# Hello 👋



## JamesC (Jan 5, 2021)

Hi everyone

I'm James, I'm 32 from England I've signed up after the site was recommended by a friend.

I don't know exactly what is wrong with me, but I know there is not much right. Though I've had mental health issues as long as I can remember I have never been brave enough to talk about it to anybody other than people online. I've had depression, anxiety, social problems, suicidal thoughts and self harmed.

This past year has been particularly tough (like it has for almost everybody) and it feels like any life or plans I did have has been on hold.


----------



## purplecoats (Jan 5, 2021)

welcome to the forum james!! i only just joined too. it's been nice and non judgemental so far  i'd also recommend sidebyside, it's hosted by mind and a good place to vent frustrations if you need to. 
i'm from england too-and we have gaming and drawing in common! i know @mist likes games too 
this year has been tough for us all but even from just a few days here i know everyone would be more than happy to talk to you about it if you ever need! 😁


----------



## Catsmother (Jan 5, 2021)

to the forum @JamesC
Nice to meet you


----------



## JamesC (Jan 5, 2021)

Thanks both. I am a infrequent user of Side-by-side and Elefriends before that.  

Yeah I know it's been a tough year for everyone, I am so frustrated by it all because I actually had a positive start to the year last year. Not really frustrated by the situation because it's beyond my control but frustrated that I left it so long to try some things that I could have done years ago.


----------



## Gibby (Jan 6, 2021)




----------



## Emerald (Jan 6, 2021)

It's never too late to try new things, @JamesC every day is a new day and we can start fresh. You've already taken a step in the right direction by joining a lovely Mental Health Talk forum. 

Lock down is hard to endure, but take one day at a time for now and with gentle steps forward - you will get there in the end.
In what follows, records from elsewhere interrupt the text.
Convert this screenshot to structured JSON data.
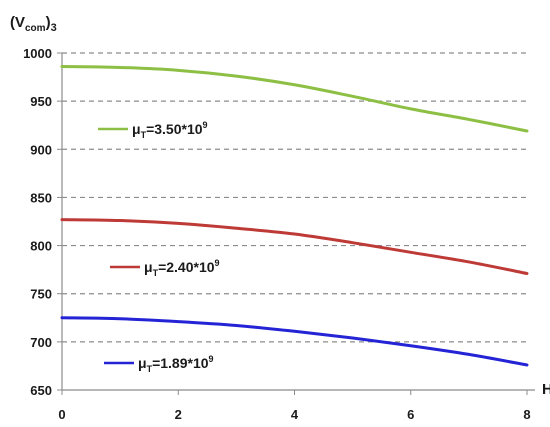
{
  "chart_data": {
    "type": "line",
    "ylabel": {
      "main": "(V",
      "sub": "com",
      "close": ")",
      "tail": "3"
    },
    "xlabel": "H",
    "xlim": [
      0,
      8
    ],
    "ylim": [
      650,
      1000
    ],
    "xticks": [
      0,
      2,
      4,
      6,
      8
    ],
    "yticks": [
      650,
      700,
      750,
      800,
      850,
      900,
      950,
      1000
    ],
    "grid": "horizontal dashed",
    "legend_placement": "inline, left of each curve",
    "series": [
      {
        "name": {
          "mu": "μ",
          "sub": "T",
          "eq": "=3.50*10",
          "sup": "9"
        },
        "color": "#8CBF44",
        "x": [
          0,
          1,
          2,
          3,
          4,
          5,
          6,
          7,
          8
        ],
        "y": [
          986,
          985,
          982,
          976,
          967,
          955,
          942,
          931,
          919
        ]
      },
      {
        "name": {
          "mu": "μ",
          "sub": "T",
          "eq": "=2.40*10",
          "sup": "9"
        },
        "color": "#BE3A36",
        "x": [
          0,
          1,
          2,
          3,
          4,
          5,
          6,
          7,
          8
        ],
        "y": [
          827,
          826,
          823,
          818,
          812,
          803,
          793,
          783,
          771
        ]
      },
      {
        "name": {
          "mu": "μ",
          "sub": "T",
          "eq": "=1.89*10",
          "sup": "9"
        },
        "color": "#2424D6",
        "x": [
          0,
          1,
          2,
          3,
          4,
          5,
          6,
          7,
          8
        ],
        "y": [
          725,
          724,
          721,
          717,
          711,
          704,
          696,
          687,
          676
        ]
      }
    ]
  }
}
Enjoy your stay and nice to meet you


----------



## Butterfly88 (Jan 6, 2021)

Welcome James!


----------



## JamesC (Jan 6, 2021)

Thank you Emerald and Butterfly.

To be honest, the lockdown is relatively easy for me to cope with. I have basically lived a life in lockdown since leaving college at 18. The hard thing for me is I actually tried to make a break from it, stopped hiding in my house and set out to try and start a life but as I was doing that the world started to shut down. 

I started last year with a list of goals, some were small things like random life skills such as learn to make an omelette myself and start going to shops and things where I'd actually meet people. Others were what I called major goals like getting a job, learning to drive and moving out of my parents house. Things were going good at the start of the year but then we had the lockdown and some of my major goals were forced to be put on hold and while at first I took the opportunity to focus on the smaller ones. The more and more setbacks and delays I have been through the harder it becomes to convince myself to even bother with anything.  I know I shouldn't but I am pretty weak mentally, it takes me a great amount of effort and time to build up the will to try anything but the slightest thing can bring me crashing down.


----------



## LittleTooMuch (Jan 7, 2021)

the strength that that post shows is amazing, you had the strength to actually write that, you should be proud of yourself. 

bumps in the road (not actual bumps) are made to challenge us and you are doing a lot better than you think you are and I have made an amazing friend from your horrid year.


----------



## JamesC (Jan 7, 2021)

Thank you


----------



## Emerald (Jan 7, 2021)

James what you have to remember is nothing lasts forever.  Your goals  are still achievable, but will just take a little longer. One day at a time is the way to go.  I wish you life's best


----------



## JamesC (Jan 7, 2021)

It just seems like it lasts forever.


----------



## ZandraJoi (Jan 7, 2021)

@JamesC Nice to have you here! Feel free to jump in on discussions & make yourself at home


----------



## toetapping (Jan 7, 2021)

James. I am sure you will enjoy it here as everyone is so friendly.


----------



## Lisa (Jan 7, 2021)

James to the board.


----------



## Pinky (Jan 8, 2021)

Hi @JamesC welcome to the forum


----------



## pat (Jan 8, 2021)




----------



## marti (Jan 8, 2021)




----------



## JamesC (Jan 8, 2021)

Thanks everyone


----------



## kikipetie (Jan 9, 2021)




----------